BANGKOK — Myanmar’s military, accused of massive human rights violations against the Muslim Rohingya minority less than two years ago, is committing war crimes and other atrocities as it engages in new military operations in the western state of Rakhine, the human rights group Amnesty International said Wednesday.
Myanmar’s army has “killed and injured civilians in indiscriminate attacks since January 2019” as it battles the Arakan Army, a well-trained guerrilla force from the Buddhist ethnic group seeking autonomy for Rakhine, Amnesty said in a report.
It accused the military of carrying out “extrajudicial executions, arbitrary arrests, torture and other ill treatment, and enforced disappearances.” But it also says the Arakan rebels have committed abuses against civilians, including kidnappings, though on a lesser scale.
“The new operations in Rakhine state show an unrepentant, unreformed and unaccountable military terrorizing civilians and committing widespread violations as a deliberate tactic,” said Nicholas Bequelin, regional director for East and Southeast Asia at Amnesty International.
The group said it had written to top Myanmar government and military officials with specific questions about its findings and conclusions, but had not received any reply.
Rakhine is best known for a brutal counterinsurgency campaign launched by the military in 2017 against the Rohingya, which caused more than 700,000 to flee to neighboring Bangladesh. The army and other security forces were accused of major abuses, including organized rape, murder and the burning of villages.
Critics including U.N. experts have accused the Myanmar forces of ethnic cleansing, and possibly even genocide, but the government has insisted it was engaged in acceptable military operations after Rohingya guerrillas carried out attacks on police posts and bases.
While Rohingya insurgents have been largely inactive since late 2017, the Arakan Army has been engaged in increasingly fierce fighting with government forces since late last year.

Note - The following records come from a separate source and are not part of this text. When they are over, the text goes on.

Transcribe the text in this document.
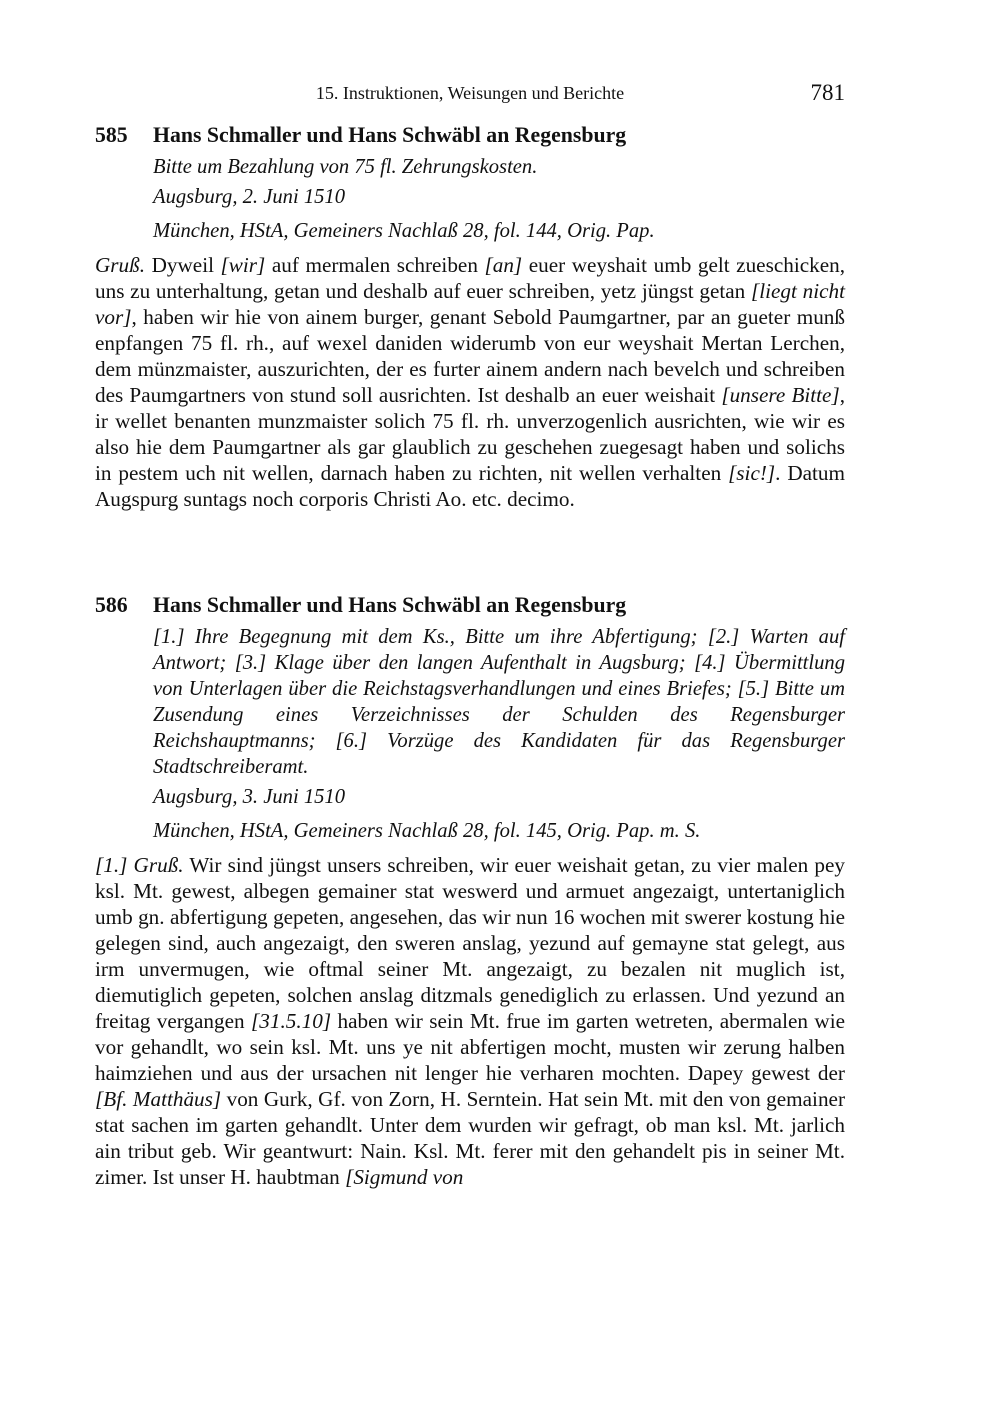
15. Instruktionen, Weisungen und Berichte	781
585 Hans Schmaller und Hans Schwäbl an Regensburg
Bitte um Bezahlung von 75 fl. Zehrungskosten.
Augsburg, 2. Juni 1510
München, HStA, Gemeiners Nachlaß 28, fol. 144, Orig. Pap.
Gruß. Dyweil [wir] auf mermalen schreiben [an] euer weyshait umb gelt zueschicken, uns zu unterhaltung, getan und deshalb auf euer schreiben, yetz jüngst getan [liegt nicht vor], haben wir hie von ainem burger, genant Sebold Paumgartner, par an gueter munß enpfangen 75 fl. rh., auf wexel daniden widerumb von eur weyshait Mertan Lerchen, dem münzmaister, auszurichten, der es furter ainem andern nach bevelch und schreiben des Paumgartners von stund soll ausrichten. Ist deshalb an euer weishait [unsere Bitte], ir wellet benanten munzmaister solich 75 fl. rh. unverzogenlich ausrichten, wie wir es also hie dem Paumgartner als gar glaublich zu geschehen zuegesagt haben und solichs in pestem uch nit wellen, darnach haben zu richten, nit wellen verhalten [sic!]. Datum Augspurg suntags noch corporis Christi Ao. etc. decimo.
586 Hans Schmaller und Hans Schwäbl an Regensburg
[1.] Ihre Begegnung mit dem Ks., Bitte um ihre Abfertigung; [2.] Warten auf Antwort; [3.] Klage über den langen Aufenthalt in Augsburg; [4.] Übermittlung von Unterlagen über die Reichstagsverhandlungen und eines Briefes; [5.] Bitte um Zusendung eines Verzeichnisses der Schulden des Regensburger Reichshauptmanns; [6.] Vorzüge des Kandidaten für das Regensburger Stadtschreiberamt.
Augsburg, 3. Juni 1510
München, HStA, Gemeiners Nachlaß 28, fol. 145, Orig. Pap. m. S.
[1.] Gruß. Wir sind jüngst unsers schreiben, wir euer weishait getan, zu vier malen pey ksl. Mt. gewest, albegen gemainer stat weswerd und armuet angezaigt, untertaniglich umb gn. abfertigung gepeten, angesehen, das wir nun 16 wochen mit swerer kostung hie gelegen sind, auch angezaigt, den sweren anslag, yezund auf gemayne stat gelegt, aus irm unvermugen, wie oftmal seiner Mt. angezaigt, zu bezalen nit muglich ist, diemutiglich gepeten, solchen anslag ditzmals genediglich zu erlassen. Und yezund an freitag vergangen [31.5.10] haben wir sein Mt. frue im garten wetreten, abermalen wie vor gehandlt, wo sein ksl. Mt. uns ye nit abfertigen mocht, musten wir zerung halben haimziehen und aus der ursachen nit lenger hie verharen mochten. Dapey gewest der [Bf. Matthäus] von Gurk, Gf. von Zorn, H. Serntein. Hat sein Mt. mit den von gemainer stat sachen im garten gehandlt. Unter dem wurden wir gefragt, ob man ksl. Mt. jarlich ain tribut geb. Wir geantwurt: Nain. Ksl. Mt. ferer mit den gehandelt pis in seiner Mt. zimer. Ist unser H. haubtman [Sigmund von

The group seeks autonomy for the region.
Amnesty International said it uncovered evidence of new abuses carried out by units implicated in previous atrocities.
The government declared the Arakan Army a terrorist organization after it killed 13 police officers and wounded nine in attacks on Jan. 4.
Last month, the main U.N. human rights agency expressed concern about the upsurge in fighting, especially attacks on civilians by both sides.
Ravina Shamdasani, a spokeswoman for the U.N. High Commissioner for Human Rights, said the agency had “credible reports of the killing of civilians, burning of houses, arbitrary arrests, abductions, indiscriminate fire in civilian areas, and damage to cultural property.”